Escolas feitas para desaprendermos.

Aquilo que existe de pior no mundo.

Toda aparência serve para enganar.


Estatística errada. Errada estatística.

Só podemos aquilo que não podemos.

Cada caso é apenas mais bem no final.

Não converso mais com meus botões.

É apenas um samba no caco de vidro.


Maconha caseira. Caseira maconha.

Guerras usuais para insetos devorados.

Pornografia inocente em comerciais.

Toda culpa é propriedade do frango.

Todo vencedor um dia também perderá.


Devotos incrédulos. Incrédulos devotos.

A melhor vestimenta é a própria nudez.

Coloquei fogo em Roma e toquei xaxado.

O limite da minha tristeza é o término.

Toda presunção é apenas mais presumida.


Nenhuma indício.
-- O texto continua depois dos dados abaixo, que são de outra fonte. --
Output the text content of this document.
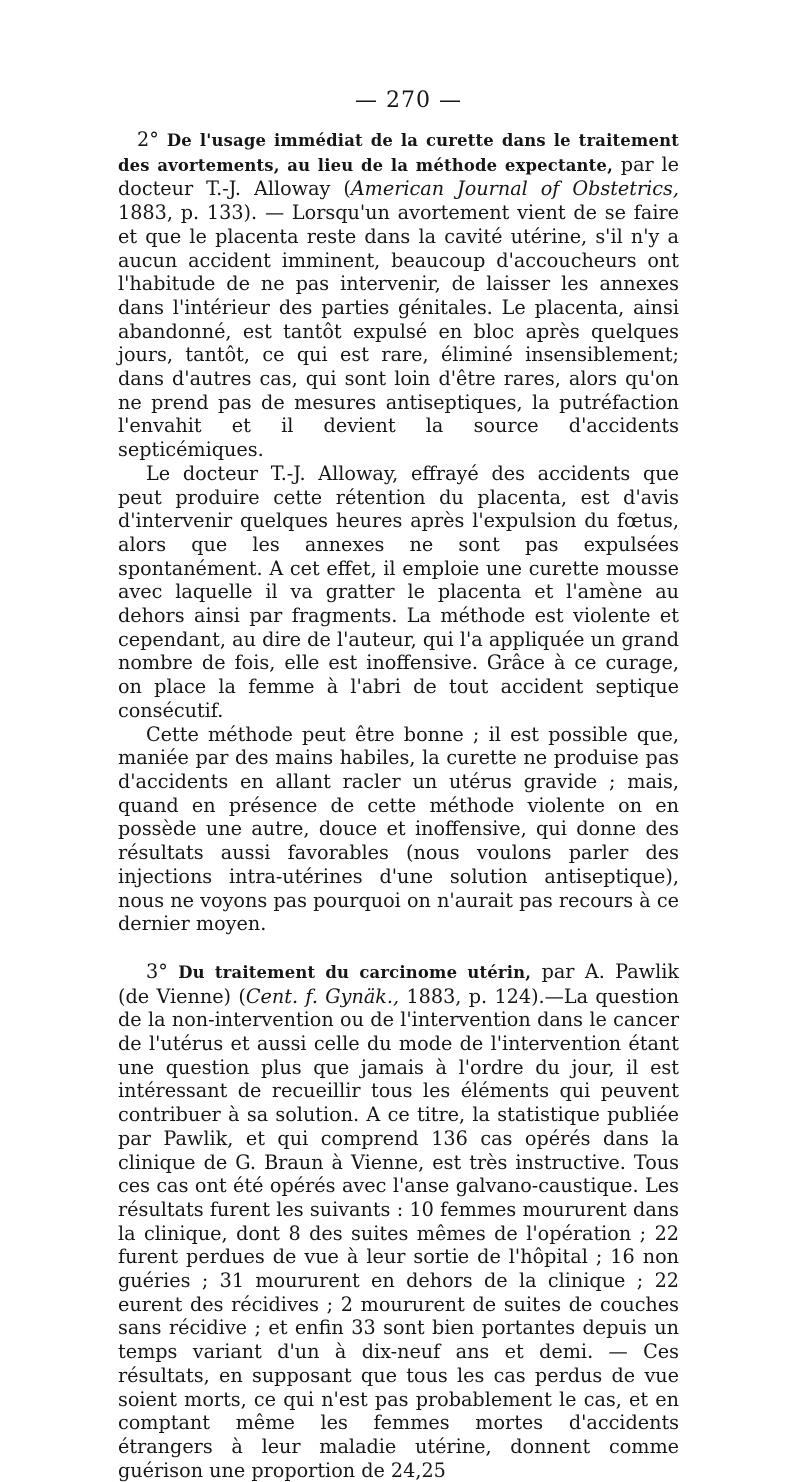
— 270 —

2° De l'usage immédiat de la curette dans le traitement des avortements, au lieu de la méthode expectante, par le docteur T.-J. Alloway (American Journal of Obstetrics, 1883, p. 133). — Lorsqu'un avortement vient de se faire et que le placenta reste dans la cavité utérine, s'il n'y a aucun accident imminent, beaucoup d'accoucheurs ont l'habitude de ne pas intervenir, de laisser les annexes dans l'intérieur des parties génitales. Le placenta, ainsi abandonné, est tantôt expulsé en bloc après quelques jours, tantôt, ce qui est rare, éliminé insensiblement; dans d'autres cas, qui sont loin d'être rares, alors qu'on ne prend pas de mesures antiseptiques, la putréfaction l'envahit et il devient la source d'accidents septicémiques.

Le docteur T.-J. Alloway, effrayé des accidents que peut produire cette rétention du placenta, est d'avis d'intervenir quelques heures après l'expulsion du fœtus, alors que les annexes ne sont pas expulsées spontanément. A cet effet, il emploie une curette mousse avec laquelle il va gratter le placenta et l'amène au dehors ainsi par fragments. La méthode est violente et cependant, au dire de l'auteur, qui l'a appliquée un grand nombre de fois, elle est inoffensive. Grâce à ce curage, on place la femme à l'abri de tout accident septique consécutif.

Cette méthode peut être bonne ; il est possible que, maniée par des mains habiles, la curette ne produise pas d'accidents en allant racler un utérus gravide ; mais, quand en présence de cette méthode violente on en possède une autre, douce et inoffensive, qui donne des résultats aussi favorables (nous voulons parler des injections intra-utérines d'une solution antiseptique), nous ne voyons pas pourquoi on n'aurait pas recours à ce dernier moyen.

3° Du traitement du carcinome utérin, par A. Pawlik (de Vienne) (Cent. f. Gynäk., 1883, p. 124).—La question de la non-intervention ou de l'intervention dans le cancer de l'utérus et aussi celle du mode de l'intervention étant une question plus que jamais à l'ordre du jour, il est intéressant de recueillir tous les éléments qui peuvent contribuer à sa solution. A ce titre, la statistique publiée par Pawlik, et qui comprend 136 cas opérés dans la clinique de G. Braun à Vienne, est très instructive. Tous ces cas ont été opérés avec l'anse galvano-caustique. Les résultats furent les suivants : 10 femmes moururent dans la clinique, dont 8 des suites mêmes de l'opération ; 22 furent perdues de vue à leur sortie de l'hôpital ; 16 non guéries ; 31 moururent en dehors de la clinique ; 22 eurent des récidives ; 2 moururent de suites de couches sans récidive ; et enfin 33 sont bien portantes depuis un temps variant d'un à dix-neuf ans et demi. — Ces résultats, en supposant que tous les cas perdus de vue soient morts, ce qui n'est pas probablement le cas, et en comptant même les femmes mortes d'accidents étrangers à leur maladie utérine, donnent comme guérison une proportion de 24,25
Indício nenhum.

Todo esquecimento sempre acontece.

Lápides com enigmas desconhecidos.

Datas que não queremos lembrar mais.

Os tempos de hoje e os de ontem dançam.


E aquela nossa tara de pelo menos viver...

quarta-feira, 8 de abril de 2026

Insetos ou Nadas

Grandes senhores da guerra

Já perceberam que a fila da morte anda?


Menos que um cão

Menos que um garo

Menos que um rato

Ou uma barata

Pensamos que pensamos e nem pensamos...


Absolutos donos do capital

Existe alguma mortalha que tenha bolso?


Menos que um milhão

Menos que mil

Menos que cem

Ou uma simples moeda

Achamos que é nosso aquilo que não é...


Proprietários de castelos

Não são as mesmas as necessidades fisiológicas?


Menos que o rei

Menos que a rainha

Menos que o bispo

Nem sempre até o peão

Pensamos que a nossa vontade prevalece e não...
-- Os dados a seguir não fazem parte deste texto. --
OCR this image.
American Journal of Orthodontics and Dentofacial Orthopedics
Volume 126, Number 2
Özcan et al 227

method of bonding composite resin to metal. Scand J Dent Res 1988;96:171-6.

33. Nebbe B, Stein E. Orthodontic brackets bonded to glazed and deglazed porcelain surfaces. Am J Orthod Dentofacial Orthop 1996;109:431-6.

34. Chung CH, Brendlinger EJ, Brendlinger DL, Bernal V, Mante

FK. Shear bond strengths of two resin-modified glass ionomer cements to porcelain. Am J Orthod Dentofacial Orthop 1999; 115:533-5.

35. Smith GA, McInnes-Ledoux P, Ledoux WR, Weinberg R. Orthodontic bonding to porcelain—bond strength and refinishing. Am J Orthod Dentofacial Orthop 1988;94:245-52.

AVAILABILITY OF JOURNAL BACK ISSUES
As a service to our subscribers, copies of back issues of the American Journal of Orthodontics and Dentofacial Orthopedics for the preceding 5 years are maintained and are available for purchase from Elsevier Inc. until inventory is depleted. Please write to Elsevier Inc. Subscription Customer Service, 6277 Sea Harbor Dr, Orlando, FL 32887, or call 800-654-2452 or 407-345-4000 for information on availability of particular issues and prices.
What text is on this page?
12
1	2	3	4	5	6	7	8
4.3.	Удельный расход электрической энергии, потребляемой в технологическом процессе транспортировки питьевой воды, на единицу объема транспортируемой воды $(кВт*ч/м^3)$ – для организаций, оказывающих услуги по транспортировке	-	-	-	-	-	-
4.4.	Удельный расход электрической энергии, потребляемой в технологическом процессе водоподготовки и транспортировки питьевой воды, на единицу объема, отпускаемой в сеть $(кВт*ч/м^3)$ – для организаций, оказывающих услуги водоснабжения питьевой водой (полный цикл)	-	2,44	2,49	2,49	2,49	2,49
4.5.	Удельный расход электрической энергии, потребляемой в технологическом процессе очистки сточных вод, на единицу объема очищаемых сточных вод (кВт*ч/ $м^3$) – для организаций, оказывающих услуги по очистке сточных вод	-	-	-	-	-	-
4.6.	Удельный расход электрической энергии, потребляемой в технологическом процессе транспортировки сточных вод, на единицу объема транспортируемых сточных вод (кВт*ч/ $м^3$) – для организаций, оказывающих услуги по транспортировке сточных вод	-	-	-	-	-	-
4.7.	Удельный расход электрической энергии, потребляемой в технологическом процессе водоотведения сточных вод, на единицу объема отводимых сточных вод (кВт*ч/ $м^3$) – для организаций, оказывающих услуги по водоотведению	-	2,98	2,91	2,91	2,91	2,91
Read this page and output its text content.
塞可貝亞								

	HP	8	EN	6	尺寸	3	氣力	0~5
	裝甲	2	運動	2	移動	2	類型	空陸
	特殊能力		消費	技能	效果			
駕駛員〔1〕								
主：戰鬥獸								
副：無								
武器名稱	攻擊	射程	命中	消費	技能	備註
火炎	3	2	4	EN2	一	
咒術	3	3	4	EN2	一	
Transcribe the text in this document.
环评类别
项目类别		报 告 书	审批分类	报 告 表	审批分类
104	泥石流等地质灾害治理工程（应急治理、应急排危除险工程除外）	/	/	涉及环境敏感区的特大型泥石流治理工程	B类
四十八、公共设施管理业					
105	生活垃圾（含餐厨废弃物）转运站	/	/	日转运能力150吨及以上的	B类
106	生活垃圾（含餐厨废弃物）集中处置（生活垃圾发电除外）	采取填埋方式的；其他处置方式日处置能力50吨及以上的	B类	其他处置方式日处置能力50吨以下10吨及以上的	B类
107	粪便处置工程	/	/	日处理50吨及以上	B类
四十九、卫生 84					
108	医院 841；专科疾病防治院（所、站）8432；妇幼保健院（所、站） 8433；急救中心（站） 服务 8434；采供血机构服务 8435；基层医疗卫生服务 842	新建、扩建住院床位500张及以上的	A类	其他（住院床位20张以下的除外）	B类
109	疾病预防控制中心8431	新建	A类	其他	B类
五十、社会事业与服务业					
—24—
Os insetos caminham sem nossas correntes

Mesmo que depois sejam devorados por outros...


(Extraído do livro "Escola de Mortos" de autoria de Carlinhos de Almeida).

sexta-feira, 3 de abril de 2026

É Melhor Não Enxergar Do Que Ser Cego

 

Flamingos sonoros. Paper arisco.

Maria Balalaica acaba de sorrir.

Jogaremos dados com nossos pés.

Uma tranquila calma luciferiana.

Ela só se veste com a sua nudez.

Gases sólidos. Brinquedos aéreos.

Tudo que aconteceu foi já ontem.

Estou sentido com meus sentidos.

O jardim não produz mais bicicletas.

Aranhas em telas. Lusas eminências.

Ferimentos invisíveis. Balões fatais.

Moedas de troco. Orgias de ogivas.

Ele possui cáries tão sorridentes.

Foi apenas mais um destes splishs.

Muretas caladas. São Paulo vazio.

Mudem a muda. Atanília guerreou.

Abóboras e melancias falam tudo.

O nosso futurismo é coisa do passado.

Meu riso é sério. Minha mudez grita.

Estalo de dedos. Sopro de vela.

Faltam as violas. A violência sobra.

Dói esse meu calo. Quase sempre.

Sombra boxeadora. Anis estalado.

A costela nunca precisou de Adão.

Toda moeda é apenas claro enigma.

Lido e relido. Visto e não-visto.

Nada muda até que haja a mudança.

Lindos pés. Argumentos infalíveis.

Circo fechado. Clowns claudicantes.

Até certos espirros são afinados.

E pedras delicados travesseiros.

É melhor não enxergar do que ser cego...


(Extraído da obra "O Livro do Insólito e do Absurdo" de autoria de Carlinhos de Almeida).

segunda-feira, 30 de março de 2026

Eu Estarei Lá (Obscuridade Brilhante)

Quando tantos idos não forem mais idos

E as músicas sem propósito pararem de tocar

Quando as respostas pararem seus sentidos

E todas as estrelas pararem o seu brilhar

E os espelhos tiverem todos já partidos

Eu estarei lá! Eu estarei lá! Eu estarei lá...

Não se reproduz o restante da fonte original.